Zay chuckled. “So you want me to cry on the track now? I’m supposed to be Summer Walker or some shit?”

“The label is saying they don’t see any growth in your music, man,” Kam said. “You can’t keep rapping about the same stuff you were at twenty-four. You pushing thirty-five. Your fans grew up. They want more from you now.”

Zay leaned back in his chair. He remained quiet.

He knew they weren’t wrong. Deep down, he’d felt it too. The music came fast, but it didn’t sit in his heart like it used to. He hadn’t written anything that made him feel anything in years.

Everything since her had been hollow.

“You ever think about doing a film score?” Kam asked.

Zay looked up. “A score?”

“Yeah. I got a connect. There’s this big creative arts festival happening in Atlanta. The Culture Circuit. It’s like The Roots Picnic and Essence Fest had a baby. It’s major. Black excellence everywhere. They’re looking for artists who can cross over into film and TV.”

Zay hesitated. “You trying to retire me?”

“I’m trying to elevate you, bruh.”

Zay exhaled and rubbed the back of his neck. “I don’t know, man. I got sessions lined up. And I hate all the fake mingling. Shit’s too industry.”

“Then go for the real ones. The bag. The exposure. It’s one weekend. You need this reset.”

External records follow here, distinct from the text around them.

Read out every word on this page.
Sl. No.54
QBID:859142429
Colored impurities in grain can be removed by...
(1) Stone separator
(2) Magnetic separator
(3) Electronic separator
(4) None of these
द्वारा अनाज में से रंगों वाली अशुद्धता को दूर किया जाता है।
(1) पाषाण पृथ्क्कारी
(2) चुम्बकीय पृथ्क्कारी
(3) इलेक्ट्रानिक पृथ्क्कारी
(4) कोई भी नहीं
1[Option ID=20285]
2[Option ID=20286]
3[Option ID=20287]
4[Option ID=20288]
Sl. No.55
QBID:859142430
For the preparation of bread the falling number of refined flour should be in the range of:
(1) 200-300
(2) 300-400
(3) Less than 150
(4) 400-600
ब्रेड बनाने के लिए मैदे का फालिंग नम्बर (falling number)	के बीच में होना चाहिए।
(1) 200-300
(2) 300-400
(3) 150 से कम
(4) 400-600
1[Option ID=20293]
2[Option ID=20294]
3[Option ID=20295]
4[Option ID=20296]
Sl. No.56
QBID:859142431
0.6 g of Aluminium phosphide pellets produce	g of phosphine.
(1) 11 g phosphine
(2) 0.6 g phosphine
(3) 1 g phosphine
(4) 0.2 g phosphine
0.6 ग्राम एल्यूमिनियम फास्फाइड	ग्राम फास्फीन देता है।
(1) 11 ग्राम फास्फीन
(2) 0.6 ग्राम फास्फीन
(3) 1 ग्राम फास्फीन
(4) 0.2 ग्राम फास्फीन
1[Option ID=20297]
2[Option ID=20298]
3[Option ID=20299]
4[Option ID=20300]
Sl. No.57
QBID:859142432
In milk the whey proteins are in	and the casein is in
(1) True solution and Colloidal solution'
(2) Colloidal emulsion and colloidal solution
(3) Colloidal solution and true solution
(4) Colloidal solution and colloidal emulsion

There was a long pause. Kam and Simone stared at one another before looking back to Zay.

Then, Zay grabbed his phone. “Fine. Book the flight.”

He boarded the jet just after midnight the same night, hoodie pulled low, headphones in but no music playing.

The cabin was quiet—just him, his thoughts, and the steady buzz of the engines.

He stared out the window and watched the city lights of L.A. shrink beneath him, thinking about what Kam said in that meeting.

“It’s all polished, Zay, but there’s no growth. No heart.”

That stung.

No matter how many platinum plaques hung in his studio, no matter how many women called him brilliant between verses and pillow talk—those words stuck.

He knew how to make a hit. He knew how to make it sound good.

But make people feel something? That required letting them see him. He wasn’t sure he wanted to do that.

He’d held out this long. Kept his trauma tucked behind metaphors and punchlines. Gave just enough to look honest, never enough to be real. Once you started writing from the heart, people didn’t just consume your art. They thought they were entitled to you.

Your scars.

Your story.

Your voice.

Zay leaned back in the seat and closed his eyes.

“I’m not broken,” he muttered to himself. “I’m not lost.”

He was just tired. Tired of chasing new sounds that didn’t say anything. Tired of everyone demanding more. Tired of trying to reinvent without revealing. The game had changed. Maybe he was getting left behind.

The jet soared into the dark sky and cut through clouds like it had something to prove.

He folded his arms across his chest.

He didn’t know what he was going to find in Atlanta.

But it sure as hell wasn’t his heart.